This writer met a very old friend on a street corner in the Virgin Islands on a recent Wednesday. The man is a political bigwig in these parts and from a very prominent family of Virgin Gorda.
As expected, the talk was all politics. The great man stated that the territory is missing it in terms of job opportunities for youth. He stated that St. Lucia and St. Vincent both have trade schools, and are turning out some of the most technically skilled workers and tradespeople in the Caribbean. This is a boon to their economies and job development.
He further stated that the best place to find a good tradesperson — whether for air-conditioning, refrigeration, carpentry, roofing, masonry, or a host of other skills and trades — is St. Lucia.
He also said that the lack of vocational skills is damaging the Virgin Islands’ workforce.

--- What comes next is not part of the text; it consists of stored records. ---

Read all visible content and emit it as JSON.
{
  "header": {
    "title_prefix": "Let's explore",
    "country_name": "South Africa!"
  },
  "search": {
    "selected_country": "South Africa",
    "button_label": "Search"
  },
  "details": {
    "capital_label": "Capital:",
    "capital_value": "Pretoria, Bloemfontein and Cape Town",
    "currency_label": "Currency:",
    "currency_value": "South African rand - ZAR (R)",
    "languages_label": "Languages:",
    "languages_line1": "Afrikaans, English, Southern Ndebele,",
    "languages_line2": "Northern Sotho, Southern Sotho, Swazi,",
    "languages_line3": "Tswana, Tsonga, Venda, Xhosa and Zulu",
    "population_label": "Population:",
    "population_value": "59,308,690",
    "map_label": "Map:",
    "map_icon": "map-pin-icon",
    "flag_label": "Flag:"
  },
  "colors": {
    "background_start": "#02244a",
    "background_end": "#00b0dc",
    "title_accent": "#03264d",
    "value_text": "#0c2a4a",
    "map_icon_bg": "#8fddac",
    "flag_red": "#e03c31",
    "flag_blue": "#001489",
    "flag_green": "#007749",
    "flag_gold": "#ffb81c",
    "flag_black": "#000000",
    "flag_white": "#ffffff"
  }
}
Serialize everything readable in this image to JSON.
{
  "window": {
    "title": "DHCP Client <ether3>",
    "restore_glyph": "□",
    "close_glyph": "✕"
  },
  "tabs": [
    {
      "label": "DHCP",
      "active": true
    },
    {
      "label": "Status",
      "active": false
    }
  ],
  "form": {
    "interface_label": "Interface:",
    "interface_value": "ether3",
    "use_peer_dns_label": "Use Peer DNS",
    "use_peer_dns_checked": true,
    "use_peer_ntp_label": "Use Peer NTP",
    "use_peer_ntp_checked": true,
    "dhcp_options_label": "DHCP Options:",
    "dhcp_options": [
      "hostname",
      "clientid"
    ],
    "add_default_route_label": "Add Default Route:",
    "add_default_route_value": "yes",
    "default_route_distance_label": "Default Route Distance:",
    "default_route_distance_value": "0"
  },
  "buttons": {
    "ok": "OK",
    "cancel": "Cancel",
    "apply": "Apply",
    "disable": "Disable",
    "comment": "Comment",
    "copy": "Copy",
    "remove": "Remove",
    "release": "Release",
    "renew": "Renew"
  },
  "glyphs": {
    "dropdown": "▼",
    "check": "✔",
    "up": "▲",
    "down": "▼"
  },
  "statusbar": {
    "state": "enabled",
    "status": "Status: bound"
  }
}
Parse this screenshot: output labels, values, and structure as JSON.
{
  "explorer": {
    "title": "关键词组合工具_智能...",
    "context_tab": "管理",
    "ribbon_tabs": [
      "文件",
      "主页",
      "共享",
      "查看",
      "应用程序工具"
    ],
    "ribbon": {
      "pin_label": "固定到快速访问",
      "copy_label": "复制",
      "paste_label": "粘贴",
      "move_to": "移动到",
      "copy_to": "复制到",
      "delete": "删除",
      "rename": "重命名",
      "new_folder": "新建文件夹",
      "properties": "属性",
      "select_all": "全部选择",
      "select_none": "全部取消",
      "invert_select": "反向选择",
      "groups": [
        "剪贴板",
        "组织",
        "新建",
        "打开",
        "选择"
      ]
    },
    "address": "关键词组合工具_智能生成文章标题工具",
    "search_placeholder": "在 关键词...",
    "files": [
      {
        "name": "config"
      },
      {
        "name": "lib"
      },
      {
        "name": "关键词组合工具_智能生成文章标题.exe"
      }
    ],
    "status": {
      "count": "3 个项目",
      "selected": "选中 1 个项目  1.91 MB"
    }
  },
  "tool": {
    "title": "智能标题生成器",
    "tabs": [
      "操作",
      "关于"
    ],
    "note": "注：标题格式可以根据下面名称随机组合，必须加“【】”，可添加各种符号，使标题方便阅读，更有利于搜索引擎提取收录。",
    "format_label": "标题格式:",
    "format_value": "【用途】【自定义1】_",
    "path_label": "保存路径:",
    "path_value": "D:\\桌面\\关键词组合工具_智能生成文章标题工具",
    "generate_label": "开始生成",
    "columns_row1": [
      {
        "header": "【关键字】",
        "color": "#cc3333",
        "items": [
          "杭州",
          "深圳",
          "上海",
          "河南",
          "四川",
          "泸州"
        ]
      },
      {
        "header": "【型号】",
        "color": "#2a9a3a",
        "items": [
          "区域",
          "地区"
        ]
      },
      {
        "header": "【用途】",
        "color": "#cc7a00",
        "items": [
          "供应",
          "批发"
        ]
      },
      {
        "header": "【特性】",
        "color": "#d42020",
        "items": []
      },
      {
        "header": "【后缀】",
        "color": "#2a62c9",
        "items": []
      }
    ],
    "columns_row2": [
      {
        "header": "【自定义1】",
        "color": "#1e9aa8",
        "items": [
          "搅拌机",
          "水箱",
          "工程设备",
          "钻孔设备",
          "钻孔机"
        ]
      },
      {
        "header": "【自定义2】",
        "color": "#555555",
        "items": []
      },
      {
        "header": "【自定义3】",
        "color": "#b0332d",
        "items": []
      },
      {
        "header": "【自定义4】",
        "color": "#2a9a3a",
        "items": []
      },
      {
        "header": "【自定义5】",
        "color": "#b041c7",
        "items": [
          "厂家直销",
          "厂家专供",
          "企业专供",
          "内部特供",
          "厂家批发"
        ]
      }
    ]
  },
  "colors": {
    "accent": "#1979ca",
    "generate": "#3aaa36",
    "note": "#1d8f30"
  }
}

He sniggered at a number of aliens with “dubious” skillsets who came into the VI to work after Hurricane Irma to repair the territory.
The three Rs
Over the years, this writer has observed that there is a reluctance of parents in the VI — especially professional types — to let their kids go into the vocations and trades. Instead, the stress is on the three Rs: reading, writing and arithmetic. This is a tragedy as far as this writer is concerned. It is certainly a gap in an economy that requires a skilled workforce to drive social prosperity.
There are numerous children and youth — many of whom are quite bright academically — who prefer doing things with their hands. Academia, for these kids, is actually “torture.” Frequently, these are the kids who give trouble in class.
They are the sort who beam with light when given a task such as sawing wood to make a bench; placing wire in insulation to link with an electricity hub; getting oily unscrewing a bolt on a car or motorbike engine; placing block after block when building a wall; climbing a ladder to build a roof; or chopping onions in a kitchen managed by a very particular and bossy chef.
There is great satisfaction working outdoors in a tropical climate: repairing and maintaining boats; handling earth movers; or ambling in the hot sun bush-whacking, gardening or landscaping.
From doing beauty work in a salon offering pedicures and manicures to operating a printing machine for a variety of tasks, the list of the vocations is endless.
The vocations are the foundation for an economy that will be driven by skillsets that drive job growth, gross domestic product, and economic productivity.
And the vocations pay well in the VI. On these islands, a good plumber, carpenter or builder is worth their “weight in gold.” And the skilled worker has a job for life, unlike the office worker who is frequently dependent on the whims of aliens in foreign capitals with no emotional attachment to the VI, who can move assets elsewhere at the click of a mouse.
VI leaders, then, must focus on the vocations as part of a vision of the future that leads to El Dorado.
All over the world, business leaders are waking up to the fact that there is a great need for technically skilled vocational workers.
Economic productivity depends on the quality of technical skills possessed by a population.
The time is ripe for the establishment of an independent trade school built by both the public and private sector, with the territory’s leading technical men and women on the board of governors, and the core of a VI apprenticeship programme that will drive jobs and economic growth in the future.
In fact, this writer will go as far as stating that all students in the VI should learn at least one vocational skill to full competency as part of their learning and preparation for the world of work, as is required in a number of other Caribbean countries.